Braden's cutter moves similarly to his slider, but since it averages about seven more mph, the movement is considerably shorter and tighter. Like the slider, the cutter actually has pretty good movement compared to other cutters, but its relative lack of velocity makes the good movement much less impressive.
Braden uses the cutter to give hitters a different look from the fastball and slider, throwing it 10.3 percent of the time. Like the slider, it's pretty effective in that low usage, at 1.06 runs above average in the PTLWs.
It's worth noting that PTLWs had the cutter in the 2 runs above average range a couple of months into the season. Thereafter, Braden upped his usage of the pitch some, and its effectiveness went way down.
It could be that Braden's increased usage of the pitch doomed its effectiveness, but a more likely scenario is that the scouting reports were updated to include the cutter (remember, he didn't start throwing it until this year) and hitters figured it out once the pitch had been around the AL a few times.

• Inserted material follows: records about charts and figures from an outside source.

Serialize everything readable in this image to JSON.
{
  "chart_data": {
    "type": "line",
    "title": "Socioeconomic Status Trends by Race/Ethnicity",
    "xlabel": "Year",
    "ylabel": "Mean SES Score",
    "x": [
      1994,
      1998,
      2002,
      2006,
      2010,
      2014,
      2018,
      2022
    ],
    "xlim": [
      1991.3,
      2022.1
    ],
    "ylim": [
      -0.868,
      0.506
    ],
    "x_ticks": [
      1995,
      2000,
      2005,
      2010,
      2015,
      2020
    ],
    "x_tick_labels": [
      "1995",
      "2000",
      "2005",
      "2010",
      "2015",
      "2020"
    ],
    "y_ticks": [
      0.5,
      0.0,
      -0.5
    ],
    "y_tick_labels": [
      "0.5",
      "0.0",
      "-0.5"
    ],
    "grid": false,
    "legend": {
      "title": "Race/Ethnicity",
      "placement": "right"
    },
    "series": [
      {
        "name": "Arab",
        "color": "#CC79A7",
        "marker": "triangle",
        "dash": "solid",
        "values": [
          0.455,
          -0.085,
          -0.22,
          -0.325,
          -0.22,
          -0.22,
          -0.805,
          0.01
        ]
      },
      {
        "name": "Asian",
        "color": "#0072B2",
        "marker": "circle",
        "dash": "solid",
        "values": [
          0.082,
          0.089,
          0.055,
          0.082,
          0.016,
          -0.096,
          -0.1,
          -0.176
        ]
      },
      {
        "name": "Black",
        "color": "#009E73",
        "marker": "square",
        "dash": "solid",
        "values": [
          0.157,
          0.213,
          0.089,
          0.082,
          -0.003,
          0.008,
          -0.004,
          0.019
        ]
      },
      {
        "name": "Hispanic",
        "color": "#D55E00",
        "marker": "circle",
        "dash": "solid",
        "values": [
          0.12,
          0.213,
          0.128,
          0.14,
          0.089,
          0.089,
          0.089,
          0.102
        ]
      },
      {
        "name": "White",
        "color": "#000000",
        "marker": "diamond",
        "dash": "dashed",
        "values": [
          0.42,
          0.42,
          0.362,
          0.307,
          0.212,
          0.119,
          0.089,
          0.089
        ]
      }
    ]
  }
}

Whatever the reason, the cutter's effectiveness will be something to watch in 2010.
Finally, there is Braden's famous changeup, which is thrown 65-76 mph.
There are a growing number of people, myself included, who think that when the pitch dips into the mid-to-high-60's range, it's actually Braden's mythical screwball.
If you don't know the screwball backstory, it goes something like this: Braden absolutely dominated the minors with a slow screwball nobody could hit. Then he blew out his arm, missed a year, then rocketed to the majors soon after returning. Once he got to Oakland, fans noticed that he didn't throw a screwball. We all wondered what the heck happened to it, until about a year later it was revealed that the A's told him to stop throwing it because it was a major cause of his arm problems.
But this year, about four or five times a game, he's thrown a pitch that certainly doesn't look like his regular changeup, going much slower and breaking much bigger. It's very possible that this pitch is the screwball, thrown on a very limited basis.
Anyway, largely in place of the screwball, Braden has developed an unbelievable changeup that seems to just stop in midair. He has the biggest fastball-changeup velocity differential in the majors this year, with 15.6 mph separating his fastball (87.9 mph) and change (72.3 mph).
The pitch actually doesn't have a whole lot of movement on it, with just average run and sink away from righthanders, but it's the velocity difference and deception on the pitch that make it so difficult. It's Braden's one plus pitch (if you exclude the screwball or lump it in with the changeup) and I don't feel hyperbolic in saying it's plus-plus.
Again, Braden understands this, and throws the changeup 21.4 percent of the time, far more than anything but the fastball. PTLWs show that the pitch is still very effective at this high usage, at 1.94 runs above average. It registered at 1.96 last year, so it's no fluke.
Scouting-wise, Braden has three poor pitches and one great one, but it's his poise, command, and effective use of what he has that makes it possible for him to succeed in the majors. He knows how much to use each of his pitches to get the most out of them, and his good command ensures that the pitches will be spotted well and tough to drive.